Years later Hassan and Bulle moved with their families to refugee camps in Kenya when Somali warlords pillaged the area for resources and supplies during the civil war. They ended up in different camps. But when Hassan found out where Bulle was living, he moved there to join him, and they resumed playing music together. But they were separated again when Hassan moved with his family to Virginia in 2003 through the United State’s resettlement program. Bulle followed Hassan to the United States soon after in 2004, but ended up in Burlington, Vermont.
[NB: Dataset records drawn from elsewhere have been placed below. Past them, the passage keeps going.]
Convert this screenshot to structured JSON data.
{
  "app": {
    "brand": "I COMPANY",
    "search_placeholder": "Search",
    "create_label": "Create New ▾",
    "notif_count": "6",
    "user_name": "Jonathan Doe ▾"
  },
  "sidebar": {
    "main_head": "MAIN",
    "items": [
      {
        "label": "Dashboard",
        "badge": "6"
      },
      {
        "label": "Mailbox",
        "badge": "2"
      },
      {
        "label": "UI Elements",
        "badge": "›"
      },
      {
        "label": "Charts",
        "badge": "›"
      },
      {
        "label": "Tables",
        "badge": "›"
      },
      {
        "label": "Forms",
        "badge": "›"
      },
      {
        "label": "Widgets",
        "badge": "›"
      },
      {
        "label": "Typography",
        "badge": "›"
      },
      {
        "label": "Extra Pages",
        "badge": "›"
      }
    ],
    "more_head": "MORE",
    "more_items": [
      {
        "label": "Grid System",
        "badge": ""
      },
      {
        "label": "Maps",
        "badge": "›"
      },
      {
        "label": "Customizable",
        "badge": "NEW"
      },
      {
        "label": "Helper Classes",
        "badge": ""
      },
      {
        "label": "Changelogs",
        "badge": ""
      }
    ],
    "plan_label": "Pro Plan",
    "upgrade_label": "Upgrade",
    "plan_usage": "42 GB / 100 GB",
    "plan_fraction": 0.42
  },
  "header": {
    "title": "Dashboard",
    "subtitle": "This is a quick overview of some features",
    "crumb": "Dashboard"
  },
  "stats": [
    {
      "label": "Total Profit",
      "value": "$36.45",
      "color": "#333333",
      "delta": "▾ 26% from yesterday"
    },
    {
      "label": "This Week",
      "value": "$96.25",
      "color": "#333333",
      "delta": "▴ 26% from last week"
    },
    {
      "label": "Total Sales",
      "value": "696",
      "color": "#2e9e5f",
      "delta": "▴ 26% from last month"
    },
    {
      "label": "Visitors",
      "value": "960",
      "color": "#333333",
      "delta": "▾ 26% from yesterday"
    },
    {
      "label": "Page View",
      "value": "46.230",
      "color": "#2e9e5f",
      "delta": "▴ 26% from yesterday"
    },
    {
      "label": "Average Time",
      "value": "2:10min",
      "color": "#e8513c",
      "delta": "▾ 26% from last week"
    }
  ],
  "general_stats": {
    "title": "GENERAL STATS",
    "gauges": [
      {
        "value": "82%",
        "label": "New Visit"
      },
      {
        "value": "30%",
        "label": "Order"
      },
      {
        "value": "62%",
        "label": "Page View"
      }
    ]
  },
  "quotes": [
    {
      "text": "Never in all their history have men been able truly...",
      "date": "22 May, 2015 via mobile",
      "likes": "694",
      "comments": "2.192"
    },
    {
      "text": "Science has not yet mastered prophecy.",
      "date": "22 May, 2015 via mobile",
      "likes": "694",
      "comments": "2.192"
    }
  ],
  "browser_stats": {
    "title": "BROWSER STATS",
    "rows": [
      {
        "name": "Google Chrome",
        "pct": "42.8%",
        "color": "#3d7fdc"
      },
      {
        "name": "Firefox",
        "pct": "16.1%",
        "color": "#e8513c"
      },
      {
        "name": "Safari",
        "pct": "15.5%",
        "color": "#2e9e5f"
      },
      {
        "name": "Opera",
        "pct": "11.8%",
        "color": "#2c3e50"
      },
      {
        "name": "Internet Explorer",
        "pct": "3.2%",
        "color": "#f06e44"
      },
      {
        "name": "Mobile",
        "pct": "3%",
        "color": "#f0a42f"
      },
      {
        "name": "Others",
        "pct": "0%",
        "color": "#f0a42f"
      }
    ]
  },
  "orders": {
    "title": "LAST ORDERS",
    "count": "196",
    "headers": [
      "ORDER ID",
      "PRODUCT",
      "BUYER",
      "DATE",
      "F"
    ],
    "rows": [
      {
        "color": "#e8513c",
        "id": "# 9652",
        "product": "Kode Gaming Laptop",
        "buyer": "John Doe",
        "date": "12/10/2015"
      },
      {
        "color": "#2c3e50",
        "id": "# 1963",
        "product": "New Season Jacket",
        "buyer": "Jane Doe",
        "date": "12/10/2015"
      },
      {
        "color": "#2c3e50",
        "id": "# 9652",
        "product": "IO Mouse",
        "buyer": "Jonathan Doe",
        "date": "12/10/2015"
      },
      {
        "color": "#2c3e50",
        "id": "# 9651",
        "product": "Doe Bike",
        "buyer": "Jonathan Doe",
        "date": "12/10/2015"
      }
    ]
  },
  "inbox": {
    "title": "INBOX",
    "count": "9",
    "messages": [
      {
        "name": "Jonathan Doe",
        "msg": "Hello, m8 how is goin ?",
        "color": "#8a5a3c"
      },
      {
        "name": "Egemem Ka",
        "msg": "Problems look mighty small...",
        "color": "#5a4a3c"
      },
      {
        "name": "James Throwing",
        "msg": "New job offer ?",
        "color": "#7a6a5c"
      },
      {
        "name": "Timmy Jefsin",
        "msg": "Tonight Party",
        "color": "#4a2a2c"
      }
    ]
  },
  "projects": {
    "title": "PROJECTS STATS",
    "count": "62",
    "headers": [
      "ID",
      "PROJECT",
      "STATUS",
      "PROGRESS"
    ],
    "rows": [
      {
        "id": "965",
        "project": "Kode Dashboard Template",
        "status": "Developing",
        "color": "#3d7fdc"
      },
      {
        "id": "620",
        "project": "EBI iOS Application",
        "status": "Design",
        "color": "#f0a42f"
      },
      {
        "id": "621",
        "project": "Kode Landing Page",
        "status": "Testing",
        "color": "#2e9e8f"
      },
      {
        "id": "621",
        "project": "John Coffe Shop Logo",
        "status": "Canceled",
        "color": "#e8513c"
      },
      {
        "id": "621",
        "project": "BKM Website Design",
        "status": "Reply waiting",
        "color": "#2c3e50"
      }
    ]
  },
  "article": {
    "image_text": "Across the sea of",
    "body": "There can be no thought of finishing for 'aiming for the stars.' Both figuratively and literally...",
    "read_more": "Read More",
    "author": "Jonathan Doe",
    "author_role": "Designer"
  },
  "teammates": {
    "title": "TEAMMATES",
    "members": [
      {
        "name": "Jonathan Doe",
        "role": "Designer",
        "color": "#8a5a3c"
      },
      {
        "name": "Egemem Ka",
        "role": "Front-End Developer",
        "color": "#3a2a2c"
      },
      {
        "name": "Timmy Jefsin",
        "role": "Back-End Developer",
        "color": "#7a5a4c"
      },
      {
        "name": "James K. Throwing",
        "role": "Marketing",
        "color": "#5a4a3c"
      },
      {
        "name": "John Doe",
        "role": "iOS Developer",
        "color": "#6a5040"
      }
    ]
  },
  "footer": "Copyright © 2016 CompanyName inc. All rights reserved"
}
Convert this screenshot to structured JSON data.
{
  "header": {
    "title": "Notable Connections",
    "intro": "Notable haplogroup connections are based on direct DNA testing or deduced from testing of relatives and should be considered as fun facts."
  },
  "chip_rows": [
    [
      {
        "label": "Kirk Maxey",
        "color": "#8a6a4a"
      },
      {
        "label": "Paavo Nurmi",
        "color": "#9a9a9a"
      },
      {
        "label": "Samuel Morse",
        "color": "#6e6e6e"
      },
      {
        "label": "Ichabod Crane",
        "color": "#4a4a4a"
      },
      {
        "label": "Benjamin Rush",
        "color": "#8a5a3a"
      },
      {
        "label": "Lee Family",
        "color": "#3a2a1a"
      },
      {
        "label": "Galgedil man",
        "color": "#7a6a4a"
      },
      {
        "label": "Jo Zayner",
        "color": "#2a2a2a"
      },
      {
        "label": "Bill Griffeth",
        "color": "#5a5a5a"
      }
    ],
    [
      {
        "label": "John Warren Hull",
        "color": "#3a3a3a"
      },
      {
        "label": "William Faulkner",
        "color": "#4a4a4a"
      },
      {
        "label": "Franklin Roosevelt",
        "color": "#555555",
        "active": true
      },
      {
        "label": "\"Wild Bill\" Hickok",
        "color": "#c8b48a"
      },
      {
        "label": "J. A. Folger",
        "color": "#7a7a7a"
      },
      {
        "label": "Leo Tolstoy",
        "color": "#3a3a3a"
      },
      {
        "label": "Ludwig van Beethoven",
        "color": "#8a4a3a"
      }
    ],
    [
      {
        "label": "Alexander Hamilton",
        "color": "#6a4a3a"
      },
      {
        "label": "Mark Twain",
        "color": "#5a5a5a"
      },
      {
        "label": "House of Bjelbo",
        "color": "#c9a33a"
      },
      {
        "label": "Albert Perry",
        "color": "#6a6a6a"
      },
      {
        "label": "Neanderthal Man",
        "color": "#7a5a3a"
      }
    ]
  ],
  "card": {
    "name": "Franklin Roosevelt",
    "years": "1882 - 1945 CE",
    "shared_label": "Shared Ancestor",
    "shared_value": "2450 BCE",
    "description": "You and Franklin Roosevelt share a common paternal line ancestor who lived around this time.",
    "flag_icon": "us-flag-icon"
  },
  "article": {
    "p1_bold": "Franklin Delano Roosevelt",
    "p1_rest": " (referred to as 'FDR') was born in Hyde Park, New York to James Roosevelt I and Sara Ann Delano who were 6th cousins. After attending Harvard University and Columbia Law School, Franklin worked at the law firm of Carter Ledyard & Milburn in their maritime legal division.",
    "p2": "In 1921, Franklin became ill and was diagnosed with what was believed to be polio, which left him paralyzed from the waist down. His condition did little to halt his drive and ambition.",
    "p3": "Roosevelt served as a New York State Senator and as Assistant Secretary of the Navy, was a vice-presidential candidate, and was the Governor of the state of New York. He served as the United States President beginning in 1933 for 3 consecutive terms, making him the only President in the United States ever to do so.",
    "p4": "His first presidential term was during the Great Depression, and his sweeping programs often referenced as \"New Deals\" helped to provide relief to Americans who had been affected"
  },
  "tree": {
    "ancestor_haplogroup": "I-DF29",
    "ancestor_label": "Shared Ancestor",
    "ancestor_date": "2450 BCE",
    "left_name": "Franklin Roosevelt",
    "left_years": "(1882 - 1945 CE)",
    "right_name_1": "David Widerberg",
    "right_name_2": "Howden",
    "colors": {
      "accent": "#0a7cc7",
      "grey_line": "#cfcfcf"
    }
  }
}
Again, when Hassan heard that Bulle was in Burlington, he moved his family to Winooski to be close to his friend once more. “We always remembered when we were young, when we were playing [music] together, [so when we were reunited again] we feel very good all of the time,” said Hassan.

Adjusting to new surroundings

Now that they are in America, instead of hollowed-out tree trunks, Bulle makes drums out of PVC. Instead of playing their music outside in the sun with plenty of room to dance, Bulle and Hassan play in Bulle’s modest, tapestry-lined living room to avoid the cold Vermont winter.

But the beauty of the instruments and the music has endured. “It’s very important because even my grandfather, my great grandfather used to do this, and there is no way we will leave [music]. Even if we get older and die, I know we will have people who are going to continue, that’s why it is important,” said Bulle.

Ritual celebration is an important part of Bantu culture, occurring multiple times a year for weddings, festivals, and other special occasions. So having Bulle and Hassan’s music has proved invaluable for displaced Somali Bantu communities all around the country. They have been invited to play everywhere from Lewiston, Maine to Seattle, Washington.

“I know deep inside that they love it,” said Hassan of Bulle and his music, “that’s why they invite us and they get excited before we even arrive.”

Reaching new audiences

Now, Bulle and Hassan are preparing to share their music and their culture with Vermonters outside the Somali-Bantu community. Ellis will be hosting Walinja as part of a new international music series he is organizing with St. Michael’s Diversity Coalition to “spotlight local talent and traditions from Burlington's new and emerging communities.”

“They are a world-class ensemble ... and we are really lucky to have them working here [in Burlington] and keeping their traditions alive,” Ellis said.

Bulle and Hassan are confident it will go well. “We feel very, very welcome in Vermont, that’s why we don’t move to another state,’ said Hassan.

Ellis also believes the performance will be a success. “Even if you don’t understand the language or the context, you get it on a certain fundamental level,” he said. “Good music translates, there is no translation needed when the music is that good.”

The evening will also mark the first time Mohamed Bulle has shared the stage with his nephew Said Bulle, or even heard his music. And Said Bulle has not seen his uncle or Hassan play music since leaving Somalia. But he is proud of his uncle for preserving Somali Bantu culture and finding ways to bring the community together. “I wish my uncle luck and I hope he wishes me luck. I’m excited to see him on stage and [playing music] in America like he used to do in Somalia,” he said.

While Mohamed Bulle and Hassan look forward to the concert, they are mostly just happy for an excuse to play their music. Hassan says with a big grin that when they play, they feel a “very big, big happiness inside, that’s why we continue and don’t even get tired of it.”